Le 5 mars 1798, il obtient du Directoire l'autorisation de mener l'expédition d'Egypte.
Deux semaines plus tard, ce même Directoire a ordonné de mettre à la disposition de l'armée qu'il vient de lever, tous les moyens en matière de sciences et de savants.

Le 19 mai, les 300 navires de la gigantesque armada que la revue «Historia» qualifiera de «premier raid scientifique» lèvent l'ancre à Toulon. 50.000 hommes, 1.200 chevaux, 300 femmes, mais aussi des artistes, des ingénieurs, des juristes, une vingtaine de polytechniciens et, bien entendu, des savants dont Monge et Berthollet... En bon fils des Lumières, Bonaparte a choisi la pacification par la culture.

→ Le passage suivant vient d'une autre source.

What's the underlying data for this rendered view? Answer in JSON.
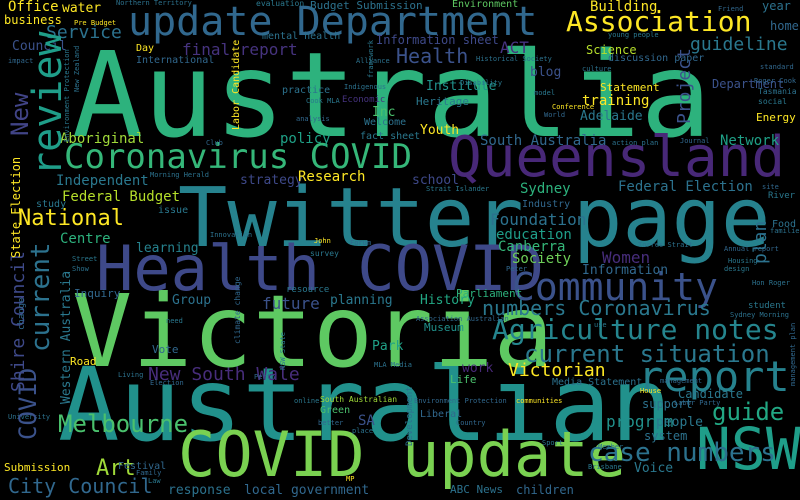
{
  "cloud": {
    "background": "#000000",
    "palette": [
      "#440154",
      "#46327e",
      "#365c8d",
      "#277f8e",
      "#1fa187",
      "#4ac16d",
      "#a0da39",
      "#fde725"
    ],
    "words": [
      {
        "text": "Australia",
        "color": "#2db27d"
      },
      {
        "text": "Australian",
        "color": "#21918c"
      },
      {
        "text": "Victoria",
        "color": "#5ec962"
      },
      {
        "text": "Twitter page",
        "color": "#26828e"
      },
      {
        "text": "Queensland",
        "color": "#482878"
      },
      {
        "text": "Health COVID",
        "color": "#3e4989"
      },
      {
        "text": "COVID update",
        "color": "#7ad151"
      },
      {
        "text": "update Department",
        "color": "#31688e"
      },
      {
        "text": "Coronavirus COVID",
        "color": "#35b779"
      },
      {
        "text": "NSW",
        "color": "#1f9e89"
      },
      {
        "text": "Community",
        "color": "#3b528b"
      },
      {
        "text": "report",
        "color": "#26828e"
      },
      {
        "text": "review",
        "color": "#1f9e89"
      },
      {
        "text": "Association",
        "color": "#fde725"
      },
      {
        "text": "Agriculture notes",
        "color": "#25858e"
      },
      {
        "text": "current situation",
        "color": "#2a788e"
      },
      {
        "text": "Melbourne",
        "color": "#4ac16d"
      },
      {
        "text": "case numbers",
        "color": "#2c728e"
      },
      {
        "text": "guide",
        "color": "#22a884"
      },
      {
        "text": "numbers Coronavirus",
        "color": "#2a788e"
      },
      {
        "text": "City Council",
        "color": "#31688e"
      },
      {
        "text": "current",
        "color": "#2c728e"
      },
      {
        "text": "COVID",
        "color": "#3b528b"
      },
      {
        "text": "National",
        "color": "#fde725"
      },
      {
        "text": "New South Wale",
        "color": "#472d7b"
      },
      {
        "text": "Victorian",
        "color": "#fde725"
      },
      {
        "text": "Health",
        "color": "#3b528b"
      },
      {
        "text": "Art",
        "color": "#a0da39"
      },
      {
        "text": "New",
        "color": "#414487"
      },
      {
        "text": "Shire Council",
        "color": "#3e4989"
      },
      {
        "text": "Service",
        "color": "#2c728e"
      },
      {
        "text": "ACT",
        "color": "#46337f"
      },
      {
        "text": "guideline",
        "color": "#2a788e"
      },
      {
        "text": "Women",
        "color": "#472d7b"
      },
      {
        "text": "Project",
        "color": "#3b528b"
      },
      {
        "text": "program",
        "color": "#21918c"
      },
      {
        "text": "people",
        "color": "#2a788e"
      },
      {
        "text": "Foundation",
        "color": "#2c728e"
      },
      {
        "text": "Canberra",
        "color": "#35b779"
      },
      {
        "text": "Society",
        "color": "#6ece58"
      },
      {
        "text": "education",
        "color": "#1f9e89"
      },
      {
        "text": "Information",
        "color": "#31688e"
      },
      {
        "text": "Sydney",
        "color": "#2db27d"
      },
      {
        "text": "Federal Election",
        "color": "#2c728e"
      },
      {
        "text": "Federal Budget",
        "color": "#b5de2b"
      },
      {
        "text": "Independent",
        "color": "#2a788e"
      },
      {
        "text": "strategy",
        "color": "#3e4989"
      },
      {
        "text": "Research",
        "color": "#fde725"
      },
      {
        "text": "Aboriginal",
        "color": "#a0da39"
      },
      {
        "text": "policy",
        "color": "#1fa187"
      },
      {
        "text": "final report",
        "color": "#46337f"
      },
      {
        "text": "Centre",
        "color": "#2db27d"
      },
      {
        "text": "learning",
        "color": "#26828e"
      },
      {
        "text": "future",
        "color": "#3b528b"
      },
      {
        "text": "Group",
        "color": "#2c728e"
      },
      {
        "text": "planning",
        "color": "#2a788e"
      },
      {
        "text": "History",
        "color": "#22a884"
      },
      {
        "text": "Park",
        "color": "#1fa187"
      },
      {
        "text": "work",
        "color": "#482878"
      },
      {
        "text": "school",
        "color": "#3e4989"
      },
      {
        "text": "Network",
        "color": "#1fa187"
      },
      {
        "text": "South Australia",
        "color": "#31688e"
      },
      {
        "text": "Adelaide",
        "color": "#2a788e"
      },
      {
        "text": "training",
        "color": "#fde725"
      },
      {
        "text": "blog",
        "color": "#3b528b"
      },
      {
        "text": "Institute",
        "color": "#21918c"
      },
      {
        "text": "Inc",
        "color": "#4ac16d"
      },
      {
        "text": "Youth",
        "color": "#fde725"
      },
      {
        "text": "Building",
        "color": "#fde725"
      },
      {
        "text": "Environment",
        "color": "#5ec962"
      },
      {
        "text": "Information sheet",
        "color": "#3e4989"
      },
      {
        "text": "Science",
        "color": "#b5de2b"
      },
      {
        "text": "Department",
        "color": "#3b528b"
      },
      {
        "text": "Office",
        "color": "#fde725"
      },
      {
        "text": "water",
        "color": "#fde725"
      },
      {
        "text": "business",
        "color": "#fde725"
      },
      {
        "text": "Council",
        "color": "#3b528b"
      },
      {
        "text": "Budget Submission",
        "color": "#2c728e"
      },
      {
        "text": "year",
        "color": "#2c728e"
      },
      {
        "text": "home",
        "color": "#31688e"
      },
      {
        "text": "Heritage",
        "color": "#2a788e"
      },
      {
        "text": "Statement",
        "color": "#fde725"
      },
      {
        "text": "Energy",
        "color": "#fde725"
      },
      {
        "text": "Candidate",
        "color": "#2a788e"
      },
      {
        "text": "support",
        "color": "#2c728e"
      },
      {
        "text": "system",
        "color": "#2c728e"
      },
      {
        "text": "Voice",
        "color": "#2a788e"
      },
      {
        "text": "children",
        "color": "#31688e"
      },
      {
        "text": "response",
        "color": "#2c728e"
      },
      {
        "text": "local government",
        "color": "#31688e"
      },
      {
        "text": "Submission",
        "color": "#fde725"
      },
      {
        "text": "plan",
        "color": "#2c728e"
      },
      {
        "text": "Western Australia",
        "color": "#2a788e"
      },
      {
        "text": "Vote",
        "color": "#31688e"
      },
      {
        "text": "Museum",
        "color": "#21918c"
      },
      {
        "text": "Parliament",
        "color": "#2db27d"
      },
      {
        "text": "Media Statement",
        "color": "#2c728e"
      },
      {
        "text": "Road",
        "color": "#fde725"
      },
      {
        "text": "Festival",
        "color": "#31688e"
      },
      {
        "text": "ABC News",
        "color": "#2c728e"
      },
      {
        "text": "Inquiry",
        "color": "#31688e"
      },
      {
        "text": "issue",
        "color": "#2a788e"
      },
      {
        "text": "Life",
        "color": "#4ac16d"
      },
      {
        "text": "resource",
        "color": "#2a788e"
      },
      {
        "text": "Green",
        "color": "#4ac16d"
      },
      {
        "text": "SA",
        "color": "#3b528b"
      },
      {
        "text": "Liberal",
        "color": "#31688e"
      },
      {
        "text": "Welcome",
        "color": "#2c728e"
      },
      {
        "text": "practice",
        "color": "#2c728e"
      },
      {
        "text": "fact sheet",
        "color": "#2a788e"
      },
      {
        "text": "Industry",
        "color": "#31688e"
      },
      {
        "text": "study",
        "color": "#2a788e"
      },
      {
        "text": "International",
        "color": "#31688e"
      },
      {
        "text": "mental health",
        "color": "#2c728e"
      },
      {
        "text": "Day",
        "color": "#fde725"
      },
      {
        "text": "Northern Territory",
        "color": "#2c728e"
      },
      {
        "text": "evaluation",
        "color": "#2a788e"
      },
      {
        "text": "Friend",
        "color": "#31688e"
      },
      {
        "text": "young people",
        "color": "#2a788e"
      },
      {
        "text": "Historical Society",
        "color": "#2c728e"
      },
      {
        "text": "discussion paper",
        "color": "#31688e"
      },
      {
        "text": "Disability",
        "color": "#2a788e"
      },
      {
        "text": "Conference",
        "color": "#fde725"
      },
      {
        "text": "Roger Cook",
        "color": "#31688e"
      },
      {
        "text": "Tasmania",
        "color": "#2c728e"
      },
      {
        "text": "social",
        "color": "#2a788e"
      },
      {
        "text": "World",
        "color": "#31688e"
      },
      {
        "text": "action plan",
        "color": "#2c728e"
      },
      {
        "text": "Journal",
        "color": "#31688e"
      },
      {
        "text": "Food",
        "color": "#2c728e"
      },
      {
        "text": "River",
        "color": "#2a788e"
      },
      {
        "text": "Torres Strait",
        "color": "#2c728e"
      },
      {
        "text": "Annual report",
        "color": "#31688e"
      },
      {
        "text": "student",
        "color": "#2a788e"
      },
      {
        "text": "Sydney Morning",
        "color": "#2c728e"
      },
      {
        "text": "management plan",
        "color": "#31688e"
      },
      {
        "text": "Strait Islander",
        "color": "#2a788e"
      },
      {
        "text": "Morning Herald",
        "color": "#2c728e"
      },
      {
        "text": "Forum",
        "color": "#31688e"
      },
      {
        "text": "John",
        "color": "#fde725"
      },
      {
        "text": "survey",
        "color": "#2a788e"
      },
      {
        "text": "Peter",
        "color": "#31688e"
      },
      {
        "text": "Innovation",
        "color": "#2c728e"
      },
      {
        "text": "climate change",
        "color": "#31688e"
      },
      {
        "text": "NSW State",
        "color": "#2a788e"
      },
      {
        "text": "MLA Media",
        "color": "#2c728e"
      },
      {
        "text": "Perth",
        "color": "#31688e"
      },
      {
        "text": "online",
        "color": "#2a788e"
      },
      {
        "text": "Development",
        "color": "#2c728e"
      },
      {
        "text": "South Australian",
        "color": "#a0da39"
      },
      {
        "text": "Country",
        "color": "#31688e"
      },
      {
        "text": "Sport",
        "color": "#2a788e"
      },
      {
        "text": "Member",
        "color": "#2c728e"
      },
      {
        "text": "House",
        "color": "#fde725"
      },
      {
        "text": "Labor Party",
        "color": "#31688e"
      },
      {
        "text": "Brisbane",
        "color": "#2a788e"
      },
      {
        "text": "communities",
        "color": "#fde725"
      },
      {
        "text": "MP",
        "color": "#fde725"
      },
      {
        "text": "Living",
        "color": "#2c728e"
      },
      {
        "text": "Election",
        "color": "#31688e"
      },
      {
        "text": "Street",
        "color": "#2a788e"
      },
      {
        "text": "Show",
        "color": "#2c728e"
      },
      {
        "text": "Family",
        "color": "#31688e"
      },
      {
        "text": "need",
        "color": "#2a788e"
      },
      {
        "text": "Pre Budget",
        "color": "#fde725"
      },
      {
        "text": "New Zealand",
        "color": "#2c728e"
      },
      {
        "text": "impact",
        "color": "#31688e"
      },
      {
        "text": "Labor Candidate",
        "color": "#fde725"
      },
      {
        "text": "framework",
        "color": "#2a788e"
      },
      {
        "text": "Alliance",
        "color": "#2c728e"
      },
      {
        "text": "Club",
        "color": "#31688e"
      },
      {
        "text": "Cook MLA",
        "color": "#2a788e"
      },
      {
        "text": "Economic",
        "color": "#46337f"
      },
      {
        "text": "Indigenous",
        "color": "#2c728e"
      },
      {
        "text": "analysis",
        "color": "#31688e"
      },
      {
        "text": "model",
        "color": "#2a788e"
      },
      {
        "text": "culture",
        "color": "#2c728e"
      },
      {
        "text": "standard",
        "color": "#31688e"
      },
      {
        "text": "State Election",
        "color": "#fde725"
      },
      {
        "text": "Environment Protection",
        "color": "#2a788e"
      },
      {
        "text": "Hon Roger",
        "color": "#31688e"
      },
      {
        "text": "use",
        "color": "#2c728e"
      },
      {
        "text": "Association Australian",
        "color": "#2a788e"
      },
      {
        "text": "place",
        "color": "#31688e"
      },
      {
        "text": "better",
        "color": "#2c728e"
      },
      {
        "text": "Housing",
        "color": "#31688e"
      },
      {
        "text": "change",
        "color": "#2a788e"
      },
      {
        "text": "University",
        "color": "#31688e"
      },
      {
        "text": "Law",
        "color": "#2c728e"
      },
      {
        "text": "site",
        "color": "#2a788e"
      },
      {
        "text": "familie",
        "color": "#31688e"
      },
      {
        "text": "design",
        "color": "#2c728e"
      },
      {
        "text": "management",
        "color": "#2a788e"
      },
      {
        "text": "Regional",
        "color": "#31688e"
      }
    ]
  }
}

Il débarque à Alexandrie, le 1er juillet, triomphe des Mamelouks à la bataille des Pyramides le 21, s'empare du Caire, mais le 1er août en rade d'Aboukir, sa flotte est détruite par Nelson. Le voilà donc prisonnier de sa propre conquête.
Défait, Bonaparte va tester la mansuétude de l'Islam pendant les treize mois et vingt jours qu'il demeurera en terre d'Egypte.

Les prémisses du nationalisme

Si personne dans son entourage n'avait songé à la place que cette religion occupe dans le cœur et dans l'esprit des Egyptiens, Bonaparte lecteur attentif du «Mahomet» de Voltaire y a pensé. «Les peuples avec lesquels nous allons vivre sont mahométans... Ne les contredisez pas, agissez avec eux comme nous avons agi avec les Juifs, avec les Italiens. Ayez des égards pour leurs muftis et leurs imams comme vous en avez eus pour les rabbins et les évêques».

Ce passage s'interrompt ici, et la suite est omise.